Легкие деньги отключают рассудок. Это как найти чит-код в игре, когда получаешь неограниченный доступ к ресурсам и кажешься себе неуязвимым. Я спрашиваю, являются ли деньги основным стимулом? Аня нахмуривается:

— Стимул — неправильное выражение. Нет, не только деньги влияют, кто-то сам употребляет, и ему нужны наркотики для себя, чтобы не тратить из семейного бюджета. Я тоже употребляла. Бросить было не так сложно: просто сменила окружение полностью. Окружение сильно влияет. Ты непроизвольно создаешь вокруг себя мир, который был бы удобен тебе, чтобы продолжать употреблять всё больше, больше. Ты делаешь так, чтобы от тебя кто-то отвернулся, чтобы не звонили. Какие-то люди становятся неудобны, неинтересны, они не в твоем круге общения, ты выкидываешь их из жизни. И создается свой мирочек, где тебе хорошо, где никто не осуждает, а потом щелчок, тебя арестовывают, и тут ты начинаешь сознавать, понимать…

Столовая в одном из отрядов

У Ани двое детей: дочери 14 лет, сыну 3 года. Когда-то она работала поваром в магнитогорских кафе и ресторанах, профессия ей нравилась, и дела шли в гору (кто-то из сопровождающих замечает, что, кажется, ИК-5 приобрела хорошего кулинара). Но Аня ушла в декрет, выпала из обоймы, потом был второй декрет, а потом — колония. У нее была мечта вернуться в профессию повара, думала даже купить фуд-трак на деньги, заработанные на наркотиках, но потратила совсем на другое.

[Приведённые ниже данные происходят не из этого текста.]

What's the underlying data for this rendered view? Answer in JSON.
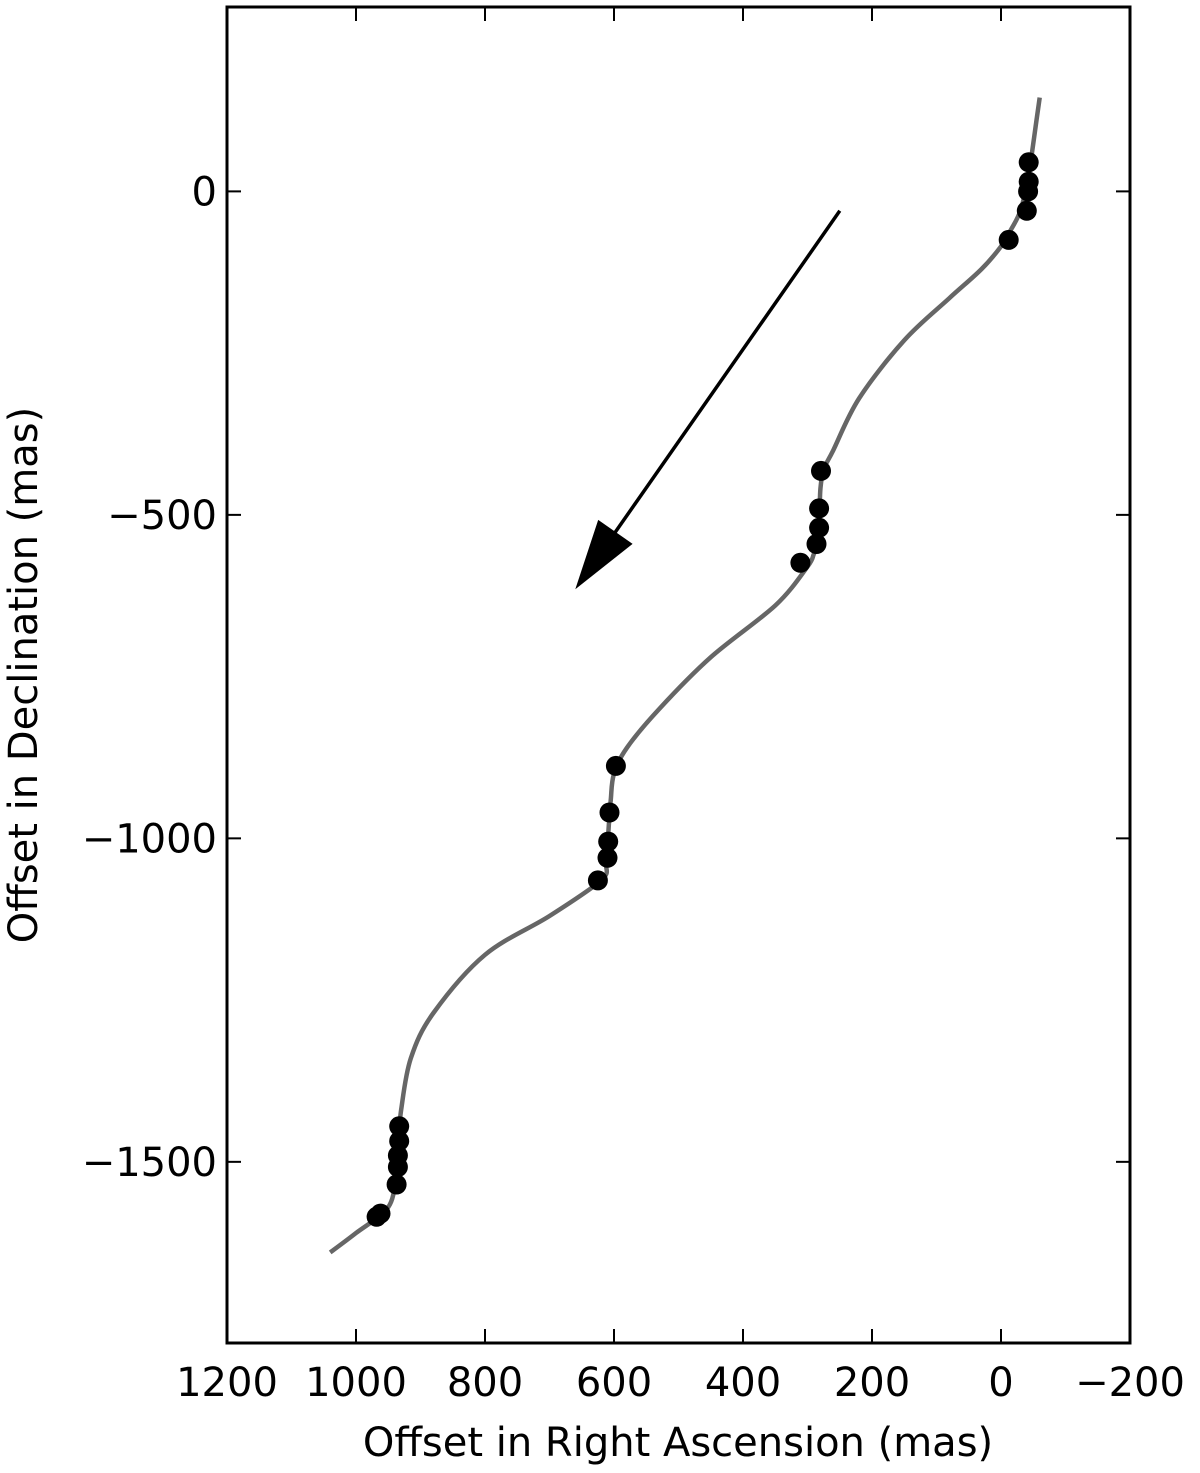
{
  "chart_data": {
    "type": "scatter",
    "title": "",
    "xlabel": "Offset in Right Ascension (mas)",
    "ylabel": "Offset in Declination (mas)",
    "xlim": [
      1200,
      -200
    ],
    "ylim": [
      -1780,
      285
    ],
    "x_inverted": true,
    "xticks": [
      1200,
      1000,
      800,
      600,
      400,
      200,
      0,
      -200
    ],
    "xtick_labels": [
      "1200",
      "1000",
      "800",
      "600",
      "400",
      "200",
      "0",
      "−200"
    ],
    "yticks": [
      0,
      -500,
      -1000,
      -1500
    ],
    "ytick_labels": [
      "0",
      "−500",
      "−1000",
      "−1500"
    ],
    "grid": false,
    "colors": {
      "curve": "#666666",
      "points": "#000000",
      "arrow": "#000000"
    },
    "series": [
      {
        "type": "line",
        "x": [
          -60,
          -55,
          -48,
          -42,
          -30,
          -15,
          0,
          30,
          80,
          150,
          220,
          260,
          275,
          280,
          281,
          282,
          283,
          290,
          300,
          350,
          450,
          530,
          580,
          600,
          605,
          608,
          610,
          612,
          620,
          700,
          800,
          880,
          915,
          930,
          933,
          935,
          938,
          950,
          1000,
          1040
        ],
        "y": [
          145,
          110,
          60,
          20,
          -30,
          -60,
          -85,
          -120,
          -165,
          -230,
          -320,
          -400,
          -430,
          -460,
          -490,
          -520,
          -545,
          -560,
          -580,
          -640,
          -720,
          -800,
          -860,
          -900,
          -940,
          -980,
          -1010,
          -1040,
          -1065,
          -1120,
          -1180,
          -1270,
          -1340,
          -1420,
          -1460,
          -1490,
          -1520,
          -1570,
          -1610,
          -1640
        ]
      },
      {
        "type": "scatter",
        "x": [
          -43,
          -43,
          -42,
          -40,
          -12,
          279,
          282,
          282,
          286,
          311,
          597,
          607,
          609,
          610,
          625,
          933,
          933,
          935,
          935,
          937,
          962,
          968
        ],
        "y": [
          45,
          15,
          0,
          -30,
          -75,
          -432,
          -490,
          -520,
          -545,
          -574,
          -888,
          -960,
          -1005,
          -1030,
          -1065,
          -1445,
          -1468,
          -1490,
          -1508,
          -1535,
          -1580,
          -1585
        ]
      }
    ],
    "arrow": {
      "from": [
        250,
        -30
      ],
      "to": [
        660,
        -615
      ]
    }
  }
}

— Очень многое потеряла… — говорит она тяжело, сохраняя при этом бодрое выражение лица. Ее голос хрипит через боль. — В первые четыре месяца от меня отказались родители, не общались со мной. Я писала им письма, они не отвечали. Но потом сердце их не выдержало, приехали, поругались, помирились. У меня папа горячих кровей, думала, убьет. Но теперь всё хорошо. С дочерью каждый день разговариваю по телефону, может, и неправильно, что она всё знает, но как я ей объясню, что мамы 8 лет не будет дома? Она говорит: «Мамочка, я буду ждать тебя всегда». С сыночком в ладушки через стекло играем.

Тяжелее всего было в первые недели в СИЗО, потому что приходилось сидеть за «броней» (железной дверью), ездить на следственные действия и суд за сотни километров, почти все дни проводить взаперти. Оказавшись в ИК-5, Аня чувствует даже некоторое облегчение, хотя впереди еще 7 лет. Статья 228 УК, кстати, настолько тяжелая, что даже время в СИЗО засчитывается день за день, поэтому год и два месяца сократили ее срок, но не радикально. И всё равно она рада наступившей определенности.

— Здесь хоть небо видишь. Мы гуляем, в столовую сами ходим, коллектив, опять же. А еще зарядка по утрам: ну где еще будешь делать зарядку? — смеется она.

Осужденным объясняют все особенности местной жизни, а кроме того, делают точный расчет срока, по истечении которого они могут выйти или попросить о замене наказания более мягким

Аня уходит, а на прощание говорит, что скоро выйдет в отряд и там ей сделают точный расчет срока: когда возможно УДО, когда — перевод на исправительные или принудительные работы. Эти даты, вычисленные с точностью до дня, станут важными ориентирами. Ради этих дат Аня постарается соблюдать все правила, чтобы не упустить ни дня.

— 8 лет… — повторяет она обреченно. — Но, конечно, будем стараться, чтобы пораньше.

У Ани как будто конструктивный настрой, а еще хорошая способность к рефлексиям. Может быть, это ей и поможет.

Преступление и наказание

В коридоре карантинного корпуса висит плакат, рассказывающий, почему люди испытывают сильный дискомфорт, если им говорят комплименты. Одна из причин — недостаточная самооценка, ложное стеснение, отсутствие веры в себя. В ИК-5 работают психологи: некоторые осужденные признаются, что заглядывают к ним, иногда просто чтобы остаться без посторонних, поговорить с кем-то с глазу на глаз.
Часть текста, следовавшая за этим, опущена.